"The same storm that brought heavy snow and significant ice accumulations to the Southeast earlier this week has moved up the east coast, bringing with it significant winter weather to the Mid-Atlantic and Northeast on Thursday and Friday," a news agency quoted National Weather Service as saying.

Forecasters said this winter storm could be the biggest of the season to many areas alongside its route.

Areas around the country's capital have braced for a dangerous combination of heavy snow, sleet and wind overnight, receiving about 28 cm of snow as of Thursday morning.

Although the snowfall tapered off, all runways of the Reagan National Airport in the capital area were closed due to accumulated snowfall. Only one runway of the Dulles International Airport in the area was open to aircraft arrivals and departures.

The winter storm caused significant flight cancellation nationwide on Thursday.
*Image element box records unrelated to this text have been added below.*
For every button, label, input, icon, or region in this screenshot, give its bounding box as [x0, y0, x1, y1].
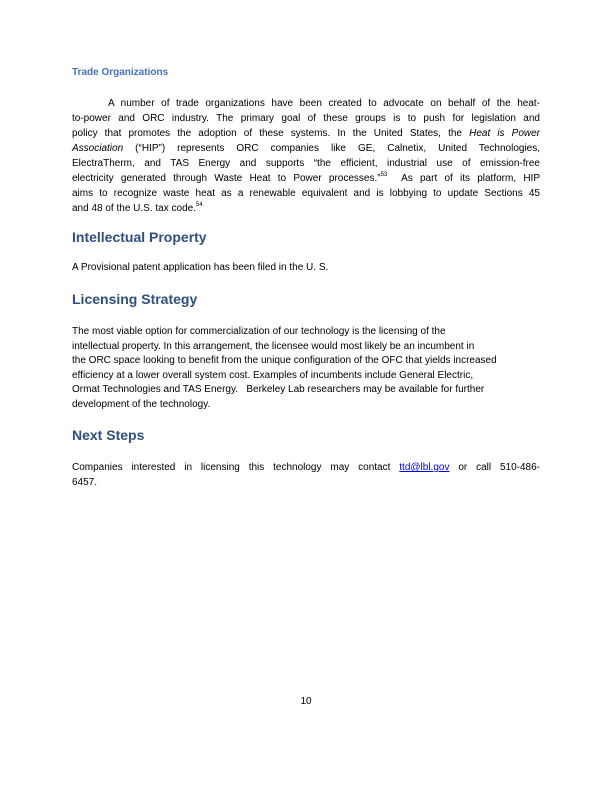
paragraph-line: development of the technology.	[72, 399, 211, 410]
paragraph-line: the ORC space looking to benefit from the unique configuration of the OFC that yields increased	[72, 355, 497, 366]
paragraph-line	[72, 128, 540, 140]
paragraph-line: The most viable option for commercialization of our technology is the licensing of the	[72, 326, 446, 337]
paragraph-line	[72, 203, 540, 215]
email-link[interactable]: ttd@lbl.gov	[399, 462, 450, 473]
paragraph-line: to-power and ORC industry. The primary goal of these groups is to push for legislation and	[72, 113, 540, 124]
text: or call 510-486-	[449, 462, 541, 473]
text: and 48 of the U.S. tax code.	[72, 203, 196, 214]
heading-intellectual-property: Intellectual Property	[72, 229, 207, 245]
paragraph-line	[72, 173, 540, 185]
italic-text: Association	[72, 143, 124, 154]
text: As part of its platform, HIP	[387, 173, 540, 184]
paragraph-line	[72, 143, 540, 155]
paragraph-line: ElectraTherm, and TAS Energy and supports “the efficient, industrial use of emission-free	[72, 158, 540, 169]
footnote-ref: 53	[380, 172, 388, 178]
italic-text: Heat is Power	[469, 128, 541, 139]
paragraph-line: Ormat Technologies and TAS Energy. Berkeley Lab researchers may be available for further	[72, 384, 485, 395]
paragraph-line: A Provisional patent application has been filed in the U. S.	[72, 262, 329, 273]
text: Companies interested in licensing this technology may contact	[72, 462, 400, 473]
paragraph-line: efficiency at a lower overall system cost. Examples of incumbents include General Electric,	[72, 370, 474, 381]
paragraph-line: 6457.	[72, 477, 98, 488]
footnote-ref: 54	[195, 202, 203, 208]
text: (“HIP”) represents ORC companies like GE, Calnetix, United Technologies,	[135, 143, 541, 154]
text: policy that promotes the adoption of these systems. In the United States, the	[72, 128, 470, 139]
page-number: 10	[300, 696, 312, 707]
text: electricity generated through Waste Heat to Power processes.”	[72, 173, 381, 184]
paragraph-line: aims to recognize waste heat as a renewable equivalent and is lobbying to update Sections 45	[72, 188, 540, 199]
paragraph-line: intellectual property. In this arrangement, the licensee would most likely be an incumbent in	[72, 341, 475, 352]
heading-licensing-strategy: Licensing Strategy	[72, 291, 198, 307]
heading-trade-organizations: Trade Organizations	[72, 67, 169, 78]
paragraph-line: A number of trade organizations have been created to advocate on behalf of the heat-	[108, 98, 540, 109]
heading-next-steps: Next Steps	[72, 427, 145, 443]
paragraph-line	[72, 462, 540, 474]
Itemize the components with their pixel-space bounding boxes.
As of 3 pm, 6,300 flights within, into or out of the US were cancelled, according data released by Flightaware.com

The snow and ice made travel difficult for commuters in Washington as the local government urged residents to stay inside and off the hazardous roads. The federal government instructed all non-emergency workers to stay at home Thursday and schools were also closed. Highways appeared to be virtually empty in the morning commute.

The nasty storm also knocked out power to over half a million residents across 14 states from southeast to northeast, including Georgia and Virginia.

Schools closed

The decision to keep New York City schools open drew criticism from teachers and some parents, who said it was unwise to expect children to travel in dangerous conditions.

"Having students, parents and staff traveling in these conditions was unwarranted," said United Federation of Teachers president Michael Mulgrew adding, "It was a mistake to open schools."

New York City Mayor Bill de Blasio defended the decision, saying the city was not facing the kind of overwhelming snow that would make it impossible for kids to get to school.
Many other districts around the region kept students home. Francine Fencel, of Camp Hill, Pennsylvania, sent her four kids to build igloos in the yard on their sixth snow day this year, but realized the family would be losing holiday time.

"We had all these long weekends scheduled in March when the kids were supposed to be off school, but those have all been taken back because of snow days," Fencel said.

As snow days backed up, school districts from Philadelphia to Charlotte, North Carolina, were considering adding days to make up for lost classes so 180-day minimums could be met.

Parents in Charlotte complained about plans to hold classes during the first two days of spring break in April.

"We understand that families and teachers and staff have made plans," said Charlotte schools spokeswoman Tahira Stalberte. "We're looking into additional options."